Podemos depois discutir se, em tal cenário, esse será ou não o governo mais conservador que já tivemos desde o 25 de Abril. Mas a julgar pelo apoio estratosférico à extrema-direita, inédito nestes últimos 50 anos, é certamente difícil de contestar que o regresso da direita ao poder não se consubstancie no governo mais reacionário. Se um governo conservador procura preservar o estado e as instituições como estão, será razoável assumir que, depois destes oito anos de governação à esquerda, esta nova aliança de direita não vai querer conservar nada, mas regressar zelosamente ao passado.

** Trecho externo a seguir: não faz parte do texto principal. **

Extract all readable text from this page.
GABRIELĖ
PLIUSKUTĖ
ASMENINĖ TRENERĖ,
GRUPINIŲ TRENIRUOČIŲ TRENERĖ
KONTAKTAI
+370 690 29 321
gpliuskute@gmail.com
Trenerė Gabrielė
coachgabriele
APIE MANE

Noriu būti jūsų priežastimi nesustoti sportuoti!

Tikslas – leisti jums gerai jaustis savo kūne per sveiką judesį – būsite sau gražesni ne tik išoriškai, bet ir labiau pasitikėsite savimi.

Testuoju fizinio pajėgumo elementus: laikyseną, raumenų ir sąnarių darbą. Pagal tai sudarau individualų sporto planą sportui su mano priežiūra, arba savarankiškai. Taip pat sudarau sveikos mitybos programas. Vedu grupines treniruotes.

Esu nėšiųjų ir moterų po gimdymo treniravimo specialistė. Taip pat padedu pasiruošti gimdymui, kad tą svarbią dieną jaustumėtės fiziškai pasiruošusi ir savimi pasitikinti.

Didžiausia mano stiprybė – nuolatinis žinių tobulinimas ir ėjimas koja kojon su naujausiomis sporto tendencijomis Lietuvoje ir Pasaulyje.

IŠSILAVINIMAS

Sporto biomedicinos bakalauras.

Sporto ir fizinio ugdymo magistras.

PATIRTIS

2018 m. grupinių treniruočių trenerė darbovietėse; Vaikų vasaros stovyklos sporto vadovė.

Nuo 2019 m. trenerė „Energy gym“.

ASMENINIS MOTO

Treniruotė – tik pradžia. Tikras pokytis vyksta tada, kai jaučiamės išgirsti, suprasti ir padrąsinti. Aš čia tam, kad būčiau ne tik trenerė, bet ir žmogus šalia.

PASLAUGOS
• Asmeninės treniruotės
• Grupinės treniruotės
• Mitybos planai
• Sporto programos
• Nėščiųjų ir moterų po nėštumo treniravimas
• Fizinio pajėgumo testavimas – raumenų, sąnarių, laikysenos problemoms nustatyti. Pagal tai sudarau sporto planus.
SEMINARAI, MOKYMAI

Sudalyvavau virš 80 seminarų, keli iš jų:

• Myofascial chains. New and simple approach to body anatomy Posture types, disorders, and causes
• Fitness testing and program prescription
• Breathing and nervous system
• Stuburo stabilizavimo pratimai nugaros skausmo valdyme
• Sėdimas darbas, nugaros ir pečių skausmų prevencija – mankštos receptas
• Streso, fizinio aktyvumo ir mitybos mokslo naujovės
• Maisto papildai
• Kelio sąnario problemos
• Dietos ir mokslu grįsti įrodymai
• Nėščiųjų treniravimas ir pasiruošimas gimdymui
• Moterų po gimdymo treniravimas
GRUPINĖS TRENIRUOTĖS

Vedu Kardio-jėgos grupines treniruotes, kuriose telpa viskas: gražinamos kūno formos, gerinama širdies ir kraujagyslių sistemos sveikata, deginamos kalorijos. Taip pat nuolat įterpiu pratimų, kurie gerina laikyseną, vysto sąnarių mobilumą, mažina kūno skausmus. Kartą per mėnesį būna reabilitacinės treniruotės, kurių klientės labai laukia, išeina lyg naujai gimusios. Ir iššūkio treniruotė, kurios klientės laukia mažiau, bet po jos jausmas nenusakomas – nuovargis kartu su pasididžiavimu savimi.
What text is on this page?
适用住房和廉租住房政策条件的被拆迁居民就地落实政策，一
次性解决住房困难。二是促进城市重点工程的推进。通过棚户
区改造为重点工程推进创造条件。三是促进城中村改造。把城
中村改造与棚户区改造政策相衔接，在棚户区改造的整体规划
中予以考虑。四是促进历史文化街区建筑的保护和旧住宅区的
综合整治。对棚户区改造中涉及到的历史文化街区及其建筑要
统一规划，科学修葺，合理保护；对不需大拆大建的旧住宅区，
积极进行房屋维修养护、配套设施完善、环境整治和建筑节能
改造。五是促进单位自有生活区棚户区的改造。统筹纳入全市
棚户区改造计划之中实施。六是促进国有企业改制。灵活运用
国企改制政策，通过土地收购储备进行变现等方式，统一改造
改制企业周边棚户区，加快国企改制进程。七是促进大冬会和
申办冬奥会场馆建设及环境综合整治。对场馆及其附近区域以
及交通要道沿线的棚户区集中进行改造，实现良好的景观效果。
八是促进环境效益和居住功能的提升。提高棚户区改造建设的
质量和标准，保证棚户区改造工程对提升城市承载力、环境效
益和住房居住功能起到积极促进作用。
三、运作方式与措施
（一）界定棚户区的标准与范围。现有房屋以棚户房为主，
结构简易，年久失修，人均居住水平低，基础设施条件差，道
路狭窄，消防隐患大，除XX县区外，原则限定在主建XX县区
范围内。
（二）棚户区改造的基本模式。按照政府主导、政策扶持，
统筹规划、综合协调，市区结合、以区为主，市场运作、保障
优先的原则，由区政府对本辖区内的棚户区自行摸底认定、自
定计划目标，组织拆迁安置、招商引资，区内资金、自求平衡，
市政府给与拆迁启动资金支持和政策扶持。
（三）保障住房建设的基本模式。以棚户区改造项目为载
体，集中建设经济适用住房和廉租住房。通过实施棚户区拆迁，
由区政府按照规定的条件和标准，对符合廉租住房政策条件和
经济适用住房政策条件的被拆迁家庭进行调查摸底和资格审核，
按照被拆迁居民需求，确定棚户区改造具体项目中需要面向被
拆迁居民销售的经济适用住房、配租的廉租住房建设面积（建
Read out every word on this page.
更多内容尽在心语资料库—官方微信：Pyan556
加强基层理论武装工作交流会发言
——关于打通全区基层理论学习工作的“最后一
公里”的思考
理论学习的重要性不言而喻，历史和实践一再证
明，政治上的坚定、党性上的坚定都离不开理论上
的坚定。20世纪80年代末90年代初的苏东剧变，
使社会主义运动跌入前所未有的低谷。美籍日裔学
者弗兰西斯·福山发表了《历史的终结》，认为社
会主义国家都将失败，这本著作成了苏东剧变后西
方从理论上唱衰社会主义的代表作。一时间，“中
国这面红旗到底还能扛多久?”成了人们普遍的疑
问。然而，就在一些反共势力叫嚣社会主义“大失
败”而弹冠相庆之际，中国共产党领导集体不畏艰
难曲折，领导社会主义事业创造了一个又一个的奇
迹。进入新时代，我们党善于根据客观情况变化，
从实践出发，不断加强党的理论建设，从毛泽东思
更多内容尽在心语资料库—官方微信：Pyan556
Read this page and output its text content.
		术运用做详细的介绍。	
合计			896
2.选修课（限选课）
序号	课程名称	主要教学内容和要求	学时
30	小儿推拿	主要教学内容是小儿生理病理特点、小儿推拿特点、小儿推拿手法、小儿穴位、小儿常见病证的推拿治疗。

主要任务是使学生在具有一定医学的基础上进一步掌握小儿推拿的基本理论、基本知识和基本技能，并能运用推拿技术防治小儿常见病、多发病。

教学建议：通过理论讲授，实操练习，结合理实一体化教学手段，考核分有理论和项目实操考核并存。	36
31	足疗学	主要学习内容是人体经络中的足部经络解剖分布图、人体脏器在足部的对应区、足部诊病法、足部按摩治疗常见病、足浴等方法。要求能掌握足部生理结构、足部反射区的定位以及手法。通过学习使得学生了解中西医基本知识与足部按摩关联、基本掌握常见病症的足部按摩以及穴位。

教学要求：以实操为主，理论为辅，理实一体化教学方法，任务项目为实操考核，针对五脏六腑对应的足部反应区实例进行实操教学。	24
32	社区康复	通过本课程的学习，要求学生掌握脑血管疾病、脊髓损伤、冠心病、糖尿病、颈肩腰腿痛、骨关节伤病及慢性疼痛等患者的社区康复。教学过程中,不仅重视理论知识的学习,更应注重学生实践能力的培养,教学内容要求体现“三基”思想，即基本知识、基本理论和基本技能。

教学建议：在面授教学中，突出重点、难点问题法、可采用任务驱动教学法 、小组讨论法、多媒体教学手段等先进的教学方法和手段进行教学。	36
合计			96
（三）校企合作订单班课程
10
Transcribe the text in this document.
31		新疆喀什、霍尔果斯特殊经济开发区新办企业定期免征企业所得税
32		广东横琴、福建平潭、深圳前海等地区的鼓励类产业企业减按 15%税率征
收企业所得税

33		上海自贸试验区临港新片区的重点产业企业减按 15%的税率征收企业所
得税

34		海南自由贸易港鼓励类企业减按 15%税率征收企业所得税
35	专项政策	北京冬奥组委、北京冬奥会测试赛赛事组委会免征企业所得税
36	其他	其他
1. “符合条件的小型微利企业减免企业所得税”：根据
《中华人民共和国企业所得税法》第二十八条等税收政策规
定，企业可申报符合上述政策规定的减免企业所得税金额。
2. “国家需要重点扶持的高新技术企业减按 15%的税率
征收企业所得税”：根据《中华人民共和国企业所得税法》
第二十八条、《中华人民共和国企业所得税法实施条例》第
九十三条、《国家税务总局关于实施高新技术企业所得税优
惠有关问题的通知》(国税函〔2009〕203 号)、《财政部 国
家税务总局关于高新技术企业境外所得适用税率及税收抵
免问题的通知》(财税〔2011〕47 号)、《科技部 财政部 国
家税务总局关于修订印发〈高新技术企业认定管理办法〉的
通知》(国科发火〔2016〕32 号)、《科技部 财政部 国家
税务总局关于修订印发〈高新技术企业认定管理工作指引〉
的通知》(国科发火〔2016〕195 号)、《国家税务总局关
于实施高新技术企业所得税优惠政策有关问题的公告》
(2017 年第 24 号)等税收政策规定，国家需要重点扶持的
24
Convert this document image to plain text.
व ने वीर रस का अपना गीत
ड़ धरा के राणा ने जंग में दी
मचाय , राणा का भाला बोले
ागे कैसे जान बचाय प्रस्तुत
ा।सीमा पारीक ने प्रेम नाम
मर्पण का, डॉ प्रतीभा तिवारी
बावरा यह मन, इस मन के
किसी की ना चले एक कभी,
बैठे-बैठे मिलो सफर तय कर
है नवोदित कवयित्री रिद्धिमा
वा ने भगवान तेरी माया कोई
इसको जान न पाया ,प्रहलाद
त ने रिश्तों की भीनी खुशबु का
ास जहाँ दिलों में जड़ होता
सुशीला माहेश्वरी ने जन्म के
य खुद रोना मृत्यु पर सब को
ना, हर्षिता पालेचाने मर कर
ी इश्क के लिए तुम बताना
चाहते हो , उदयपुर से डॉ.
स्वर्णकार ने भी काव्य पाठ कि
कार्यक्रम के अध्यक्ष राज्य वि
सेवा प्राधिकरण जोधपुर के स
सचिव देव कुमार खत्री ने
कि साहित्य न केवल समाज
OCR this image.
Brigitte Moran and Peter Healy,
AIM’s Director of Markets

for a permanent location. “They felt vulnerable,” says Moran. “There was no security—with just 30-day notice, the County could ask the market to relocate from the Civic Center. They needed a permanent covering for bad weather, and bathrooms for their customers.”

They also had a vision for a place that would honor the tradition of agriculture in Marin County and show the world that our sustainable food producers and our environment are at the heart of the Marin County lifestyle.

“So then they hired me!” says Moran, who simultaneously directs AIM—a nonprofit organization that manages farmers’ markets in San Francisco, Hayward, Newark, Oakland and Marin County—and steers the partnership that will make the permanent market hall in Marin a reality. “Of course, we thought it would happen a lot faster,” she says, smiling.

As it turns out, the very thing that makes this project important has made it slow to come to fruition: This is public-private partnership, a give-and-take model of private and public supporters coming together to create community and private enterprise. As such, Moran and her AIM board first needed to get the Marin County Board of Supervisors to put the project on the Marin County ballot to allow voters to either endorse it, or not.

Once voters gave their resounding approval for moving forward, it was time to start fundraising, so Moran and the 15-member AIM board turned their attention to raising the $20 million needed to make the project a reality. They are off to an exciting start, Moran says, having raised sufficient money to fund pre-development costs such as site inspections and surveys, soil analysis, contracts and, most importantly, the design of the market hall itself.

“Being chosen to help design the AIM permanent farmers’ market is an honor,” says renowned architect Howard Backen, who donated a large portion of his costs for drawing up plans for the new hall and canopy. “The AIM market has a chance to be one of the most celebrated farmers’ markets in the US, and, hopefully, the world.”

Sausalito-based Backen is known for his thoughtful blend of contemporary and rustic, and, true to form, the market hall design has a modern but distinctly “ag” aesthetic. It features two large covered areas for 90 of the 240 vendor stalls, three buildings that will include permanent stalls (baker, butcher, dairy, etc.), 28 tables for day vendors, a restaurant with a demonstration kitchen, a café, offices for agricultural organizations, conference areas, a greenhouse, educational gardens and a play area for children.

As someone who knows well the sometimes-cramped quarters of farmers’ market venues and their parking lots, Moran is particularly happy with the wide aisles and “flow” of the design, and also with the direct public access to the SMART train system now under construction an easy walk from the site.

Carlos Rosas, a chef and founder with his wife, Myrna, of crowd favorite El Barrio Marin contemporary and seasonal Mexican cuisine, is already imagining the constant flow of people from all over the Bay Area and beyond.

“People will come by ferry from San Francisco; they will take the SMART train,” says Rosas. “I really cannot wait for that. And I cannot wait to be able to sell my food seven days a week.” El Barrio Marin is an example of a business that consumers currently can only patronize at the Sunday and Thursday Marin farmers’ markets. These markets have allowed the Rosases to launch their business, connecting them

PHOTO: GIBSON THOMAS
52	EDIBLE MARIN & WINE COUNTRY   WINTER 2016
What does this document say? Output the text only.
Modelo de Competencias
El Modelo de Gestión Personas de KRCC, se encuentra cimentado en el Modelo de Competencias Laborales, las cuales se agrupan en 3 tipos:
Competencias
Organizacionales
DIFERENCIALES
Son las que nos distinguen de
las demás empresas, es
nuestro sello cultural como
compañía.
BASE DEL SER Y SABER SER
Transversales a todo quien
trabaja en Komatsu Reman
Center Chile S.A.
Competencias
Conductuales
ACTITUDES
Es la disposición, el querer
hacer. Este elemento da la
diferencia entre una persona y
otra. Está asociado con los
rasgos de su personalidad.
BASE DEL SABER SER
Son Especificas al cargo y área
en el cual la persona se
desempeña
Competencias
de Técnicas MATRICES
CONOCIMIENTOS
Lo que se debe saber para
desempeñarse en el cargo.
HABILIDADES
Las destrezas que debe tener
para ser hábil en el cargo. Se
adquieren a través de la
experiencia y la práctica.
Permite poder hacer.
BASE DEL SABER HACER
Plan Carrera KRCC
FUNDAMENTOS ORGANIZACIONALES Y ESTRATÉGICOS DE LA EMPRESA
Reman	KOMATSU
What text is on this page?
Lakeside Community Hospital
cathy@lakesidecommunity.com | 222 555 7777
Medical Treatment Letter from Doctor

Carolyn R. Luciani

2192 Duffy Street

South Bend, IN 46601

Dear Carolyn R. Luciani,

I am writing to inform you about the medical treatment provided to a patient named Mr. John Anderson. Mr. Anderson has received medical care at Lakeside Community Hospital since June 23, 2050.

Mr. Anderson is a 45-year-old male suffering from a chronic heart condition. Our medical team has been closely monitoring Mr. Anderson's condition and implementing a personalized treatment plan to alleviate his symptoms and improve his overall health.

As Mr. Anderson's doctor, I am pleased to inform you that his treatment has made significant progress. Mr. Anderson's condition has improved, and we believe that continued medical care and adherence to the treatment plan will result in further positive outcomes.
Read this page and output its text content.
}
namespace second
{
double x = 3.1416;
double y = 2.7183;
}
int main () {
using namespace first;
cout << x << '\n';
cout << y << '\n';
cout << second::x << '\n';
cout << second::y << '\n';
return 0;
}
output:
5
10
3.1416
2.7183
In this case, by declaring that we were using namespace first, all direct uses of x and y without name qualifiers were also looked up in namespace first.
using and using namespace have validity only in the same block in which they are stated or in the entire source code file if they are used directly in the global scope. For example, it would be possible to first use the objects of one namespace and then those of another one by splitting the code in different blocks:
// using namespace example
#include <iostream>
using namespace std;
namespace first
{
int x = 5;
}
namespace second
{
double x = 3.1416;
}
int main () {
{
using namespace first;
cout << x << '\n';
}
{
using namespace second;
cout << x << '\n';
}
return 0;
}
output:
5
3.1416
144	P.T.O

E regressar ao passado é a definição de reacionário. Quão longínquo no tempo será esse recuo, logo veremos.
Nos dias que correm, muitos portugueses com idade “suficiente” nutrem um saudosismo pelo passado, enquanto muitos jovens o romantizam sem terem vivido nele. É lamentável, mas é a realidade. O regime democrático do pós-25 de Abril parece desgastado e tem colado na testa o rótulo de corrupto (como se o antigo regime fosse honesto!). As sucessivas crises económicas têm destruído a nossa esperança num futuro mais próspero e as guerras e a pandemia têm estruturado sentimentos de perigo e de insegurança. Este é o clima ideal para incentivar a ânsia pela “segurança” do passado, em detrimento das incertezas de um futuro imprevisível. Como é obvio, o passado não foi nada seguro. Mas em assuntos de memória, como os cientistas poderão explicar, a questão não é de factualidade histórica, mas de perceção. E na nossa lembrança, perceção é realidade.
Esta vontade de regressar ao passado vai dar asneira. Primeiro, porque é romântica e não substantiva, baseada no sentimento e não na razão. É por isso que o prometido aumento das pensões (hélas, promessas aos que mais saudosistas se podem sentir!), por mais irrealizáveis que sejam, são bem-vindas. Porque mesmo que inviáveis, demostram a intenção correta, o sentimento certo.
Em segundo lugar, porque a concretizar-se, os reacionários tentarão delapidar os direitos, liberdades e garantias que o progresso democrático nos trouxe. Retrocessos nos direitos das mulheres, como no combate à violência doméstica ou até, quem sabe, na interrupção voluntária da gravidez, retrocessos nos direitos das minorias, sejam étnicas ou religiosas, em nome de um sonho etnonacionalista maligno, e retrocessos na social democracia, em nome de um liberalismo económico de estado mínimo e privatização máxima, que favorece quem tem muito, por exemplo quando tiver de tratar da sua saúde.
Mas não desesperem, ainda há solução. No dia 10 de Março não fiquem em casa ou andem de passeio, vão votar contra o regresso ao passado. Porque para dar um passo em frente não é preciso dar dez passos atrás.